How Ocean Pollution Affects Human Health

Ocean pollution circles back to people primarily through seafood. When you eat fish that have accumulated mercury, PCBs, dioxins, or pesticide residues, those contaminants enter your body. Methylmercury is the most well-documented risk: once absorbed, it targets the nervous system and can cause neurological damage, kidney harm, and, at chronic exposure levels, a condition historically known as Minamata disease.

Pregnant and breastfeeding women face the highest stakes. Methylmercury, PCBs, and dioxins cross the placenta and pass through breast milk. Exposure during fetal development has been linked to cognitive deficits, developmental delays, low birth weight, and preterm birth. In the general population, long-term consumption of contaminated fish has been associated with increased cancer risk, cardiovascular disease, immune system dysfunction, and endocrine disruption. Children are especially vulnerable because their developing bodies absorb contaminants more readily and are more sensitive to their effects.

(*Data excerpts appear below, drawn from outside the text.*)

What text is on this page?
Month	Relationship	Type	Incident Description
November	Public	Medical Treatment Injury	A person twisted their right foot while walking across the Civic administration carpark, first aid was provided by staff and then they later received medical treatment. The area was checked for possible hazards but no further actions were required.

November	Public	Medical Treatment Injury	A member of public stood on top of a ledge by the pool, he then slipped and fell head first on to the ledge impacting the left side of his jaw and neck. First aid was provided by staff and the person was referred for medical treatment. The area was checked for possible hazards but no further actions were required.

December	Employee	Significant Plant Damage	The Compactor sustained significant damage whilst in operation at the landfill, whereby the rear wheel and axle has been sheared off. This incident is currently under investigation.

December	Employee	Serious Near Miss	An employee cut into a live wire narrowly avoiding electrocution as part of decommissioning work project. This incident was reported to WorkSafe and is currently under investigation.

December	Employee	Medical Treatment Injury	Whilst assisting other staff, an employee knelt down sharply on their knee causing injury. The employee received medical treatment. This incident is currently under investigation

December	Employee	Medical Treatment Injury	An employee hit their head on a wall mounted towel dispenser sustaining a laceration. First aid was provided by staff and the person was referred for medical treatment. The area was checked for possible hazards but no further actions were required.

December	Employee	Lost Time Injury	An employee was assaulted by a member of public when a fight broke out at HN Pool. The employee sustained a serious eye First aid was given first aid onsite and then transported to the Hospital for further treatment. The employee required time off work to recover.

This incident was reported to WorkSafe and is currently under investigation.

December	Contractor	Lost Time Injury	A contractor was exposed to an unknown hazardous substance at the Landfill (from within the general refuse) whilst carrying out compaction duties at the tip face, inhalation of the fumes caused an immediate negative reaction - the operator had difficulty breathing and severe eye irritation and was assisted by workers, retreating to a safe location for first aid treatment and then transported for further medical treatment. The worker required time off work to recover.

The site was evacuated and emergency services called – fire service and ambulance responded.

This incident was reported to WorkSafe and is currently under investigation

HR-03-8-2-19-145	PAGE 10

The risks don’t mean you should avoid seafood entirely. Fish remains one of the best dietary sources of protein and omega-3 fatty acids. But the contamination picture underscores why ocean pollution isn’t just an environmental abstraction. It’s a food safety issue that lands on your dinner plate.

International Efforts to Address Plastic Pollution

In March 2022, the UN Environment Assembly adopted a resolution to develop the first legally binding international treaty on plastic pollution, covering the full lifecycle of plastic from production and design through disposal. The Intergovernmental Negotiating Committee has since held sessions across Uruguay, France, Kenya, Canada, South Korea, and Switzerland. As of early 2026, negotiations remain ongoing. A new chair was elected in February 2026 after the resignation of the previous one, and no substantive negotiations occurred at that session. The treaty’s eventual scope, whether it will cap plastic production, mandate recycling standards, or focus primarily on waste management, remains unresolved. If completed, it would be the most significant global agreement targeting ocean pollution since the regulation of ozone-depleting substances.